Из всех вариантов он выбирает самый правдоподобный.

— Ла-ла! Ла-ла!

Поет и, приплясывая, бежит по коридору, пытаясь с прыжка достать плафон на потолке, — этакий развеселый балбес!

Старуха, однако, чует, что дело нечисто, и припускает еще быстрее. Тем не менее она с подозрением поглядывает на плафоны: может, они в пыли?

У двери мужской уборной Дрымбэ, не выдержав темпа погони, делает обманный финт, как футболист, и ныряет в темное помещение, зацепившись рукой за притолоку. Торопливо накидывает крючок.

Настырная бабка не сдается. Она озирается вокруг, замечает неподалеку стул, усаживается на него и уставляет немигающий взор на дверь уборной.

Дрымбэ смотрит в щелочку.

Положение пиковое.

Старуха неподвижна, как египетский сфинкс.

Дрымбэ спускает воду. Раз, другой…

Третий…

Десятый.

Снова смотрит в щелку.

Сидит старуха.

Терпение Дрымбэ лопается. С душераздирающим воплем краснокожего, вступившего на тропу войны, он распахивает дверь и очертя голову мчится по коридору дальше. В руке у него швабра с мокрой тряпкой.

— Э-ге-ге-ге-гей!

— Э-ге-ге-гей! — подхватывает старушка, раскручивая над головой метелку, как томагавк.

Бегут…

Из здания Дрымбэ благополучно выбрался, но впереди новое препятствие — сводчатый проход на улицу, длинный, метров двадцать. С поднятой рукой там не пройдешь; приходится согнуться под прямым углом. Но на первом же шагу кто-то встречный дружески пожимает протянутую руку.

— Привет!

Еще один:

— Привет!

И снова:

— Привет!

Что делать?

Он опять пытается прорваться в туннель, но опять кто-то идет навстречу, и лучше посторониться. А там еще люди, и еще, и еще. Какие-то дети. Нет, надо решаться, не стоять же так, со вскинутой рукой, на посмешище всему миру. Будь что будет!

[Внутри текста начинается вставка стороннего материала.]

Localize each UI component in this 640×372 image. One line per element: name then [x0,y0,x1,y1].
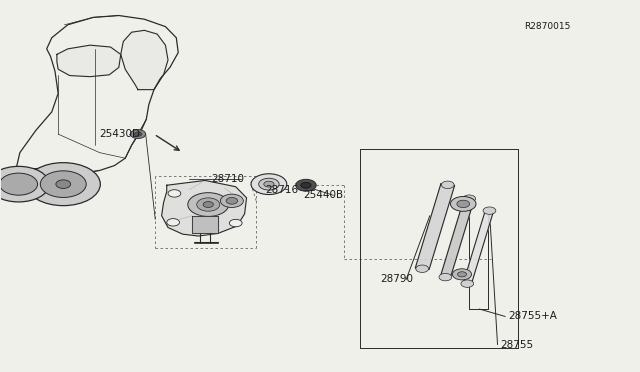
Text: 25440B: 25440B [303,190,343,200]
Circle shape [40,171,86,198]
Circle shape [463,195,476,202]
Polygon shape [121,31,168,90]
Circle shape [196,198,220,211]
Circle shape [296,179,316,191]
Polygon shape [162,180,246,236]
Circle shape [131,130,146,138]
Circle shape [416,265,429,272]
Text: R2870015: R2870015 [524,22,571,31]
Circle shape [264,181,274,187]
Circle shape [203,202,213,208]
Text: 25430D: 25430D [100,129,141,139]
Text: 28755: 28755 [500,340,534,350]
Circle shape [483,207,496,214]
Circle shape [251,174,287,195]
Circle shape [188,193,228,217]
Circle shape [226,198,237,204]
Circle shape [457,200,470,208]
Text: 28710: 28710 [211,174,244,184]
Circle shape [134,132,142,137]
Circle shape [451,196,476,211]
Circle shape [26,163,100,206]
Text: 28790: 28790 [381,275,413,284]
Circle shape [56,180,70,189]
Circle shape [301,182,311,188]
Text: 28716: 28716 [266,185,299,195]
Polygon shape [415,184,454,269]
Circle shape [458,272,467,277]
Circle shape [461,280,474,287]
Circle shape [259,178,279,190]
Circle shape [0,166,49,202]
Polygon shape [440,198,474,278]
Polygon shape [192,216,218,234]
Polygon shape [57,45,121,77]
Circle shape [452,269,472,280]
Polygon shape [463,210,493,284]
Text: 28755+A: 28755+A [508,311,557,321]
Circle shape [229,219,242,227]
Circle shape [0,173,38,195]
Circle shape [167,219,179,226]
Circle shape [220,194,243,208]
Circle shape [442,181,454,189]
Circle shape [168,190,180,197]
Circle shape [439,273,452,281]
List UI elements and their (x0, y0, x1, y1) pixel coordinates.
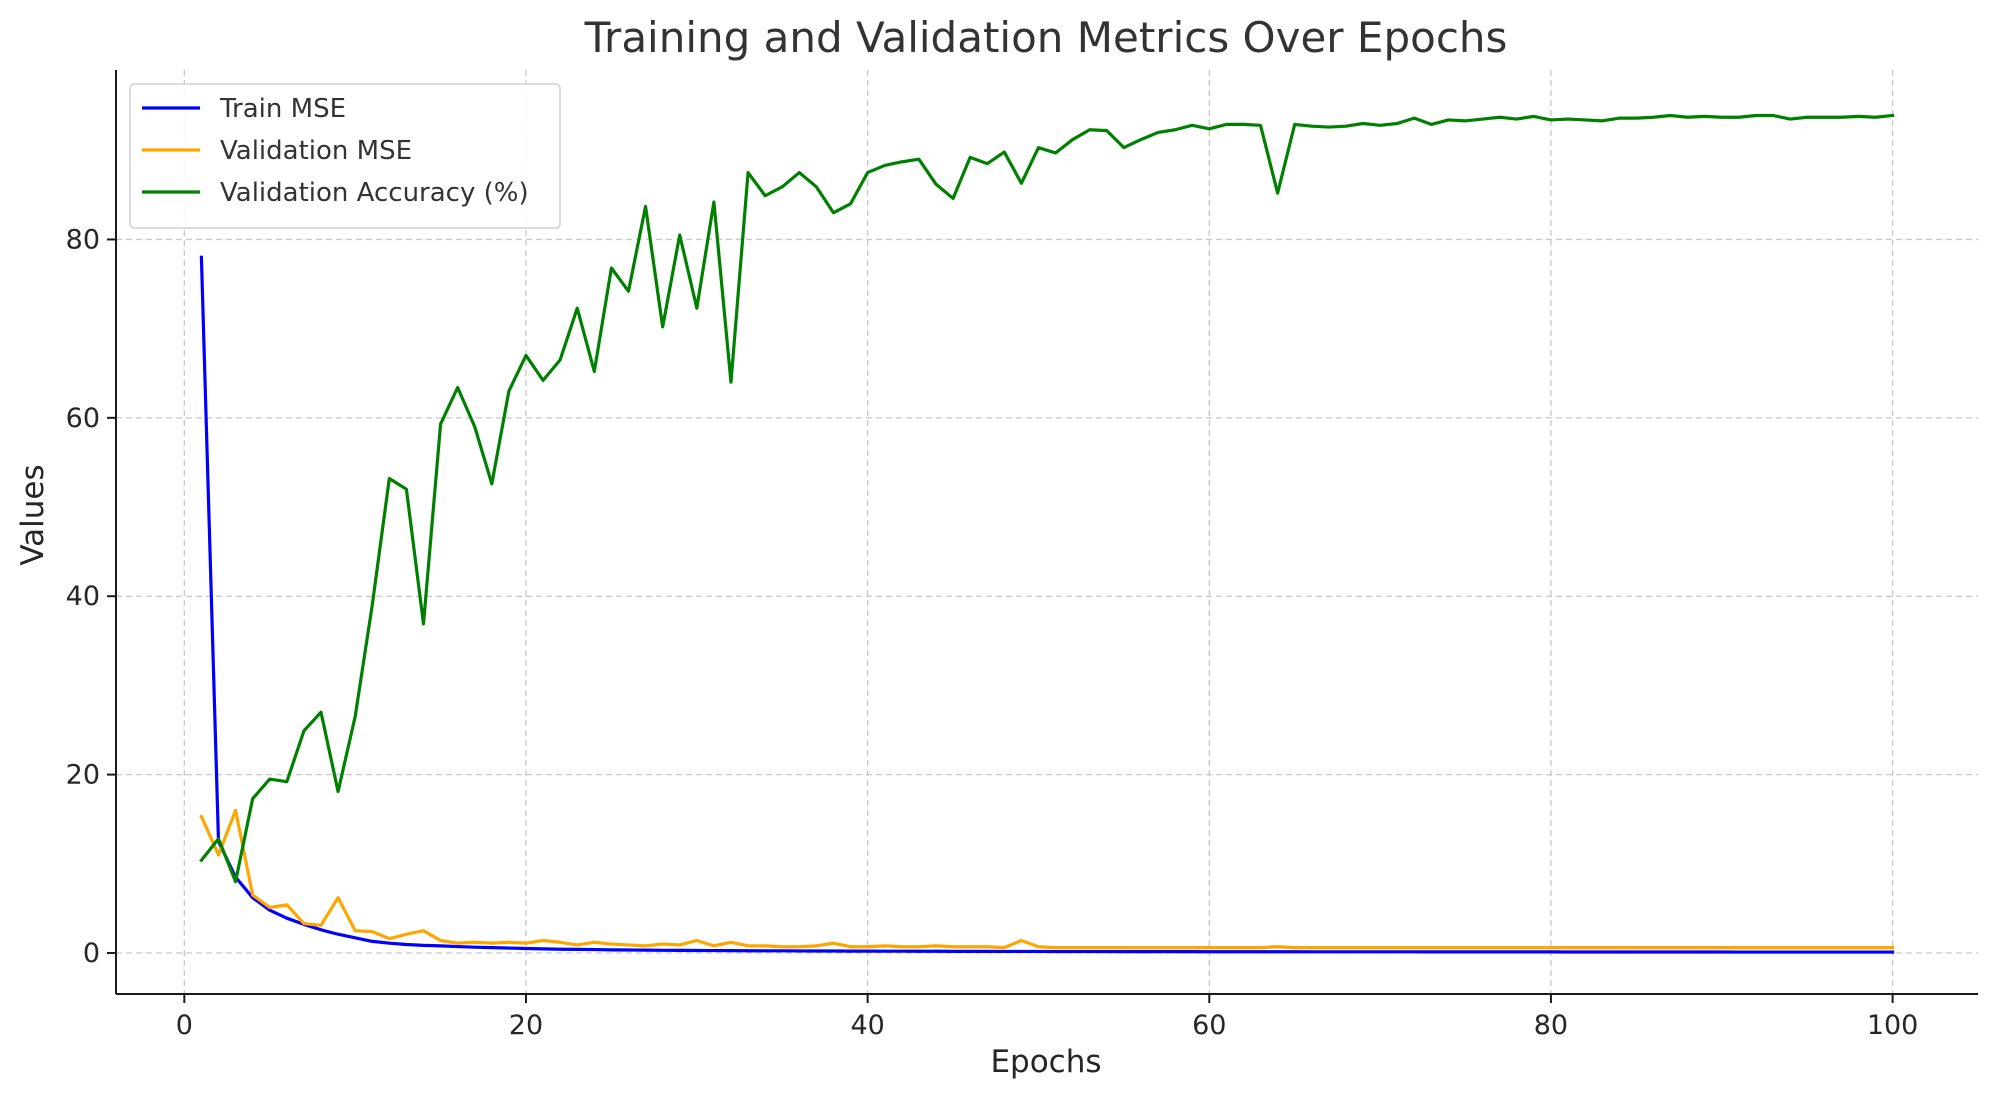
series-lines (199, 113, 1895, 954)
series-line-2 (199, 808, 1895, 950)
x-tick-label: 20 (509, 1010, 543, 1041)
x-tick-label: 80 (1534, 1010, 1568, 1041)
legend: Train MSE Validation MSE Validation Accura… (129, 83, 561, 229)
y-tick-label: 40 (66, 581, 100, 612)
legend-box (129, 83, 561, 229)
x-tick-label: 40 (850, 1010, 884, 1041)
x-axis-title: Epochs (990, 1044, 1101, 1080)
legend-label-1: Train MSE (219, 94, 346, 124)
x-tick-label: 0 (176, 1010, 193, 1041)
legend-label-2: Validation MSE (220, 136, 412, 166)
x-tick-label: 60 (1192, 1010, 1226, 1041)
axes (115, 70, 1978, 995)
series-line-1 (199, 255, 1895, 954)
legend-label-3: Validation Accuracy (%) (220, 178, 529, 208)
chart-title: Training and Validation Metrics Over Epo… (584, 13, 1508, 62)
y-tick-label: 80 (66, 224, 100, 255)
x-tick-label: 100 (1867, 1010, 1919, 1041)
y-axis-title: Values (15, 464, 51, 565)
y-tick-label: 0 (83, 938, 100, 969)
series-line-3 (199, 113, 1895, 884)
y-tick-label: 60 (66, 403, 100, 434)
ticks: 0 20 40 60 80 100 0 20 40 60 80 (66, 224, 1919, 1041)
y-tick-label: 20 (66, 760, 100, 791)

Закрыв глаза и набрав воздуху в грудь, Дрымбэ ныряет в туннель. Его рука бежит впереди.

Дети смеются. И ни один не упускает случая пожать эту странную руку.

— Здрасте, дядя!

— Здрасте, дядя!

— Здрасте!

А тут еще какой-то сорванец ухитрился въехать в туннель на мопеде, напустив сизую тучу выхлопных газов. Как разминешься?

Дым застилает все.

Улица залита солнцем.

Несколько мгновений Дрымбэ привыкает к свету, к гулу проносящихся машин, к самому себе в новом качестве. Он стоит на краю тротуара, а рука по-прежнему колом торчит над ним. Он чуть не плачет.

Скрип тормозов.

— Куда? — спрашивает таксист, легонько подтолкнув Дрымбэ бампером.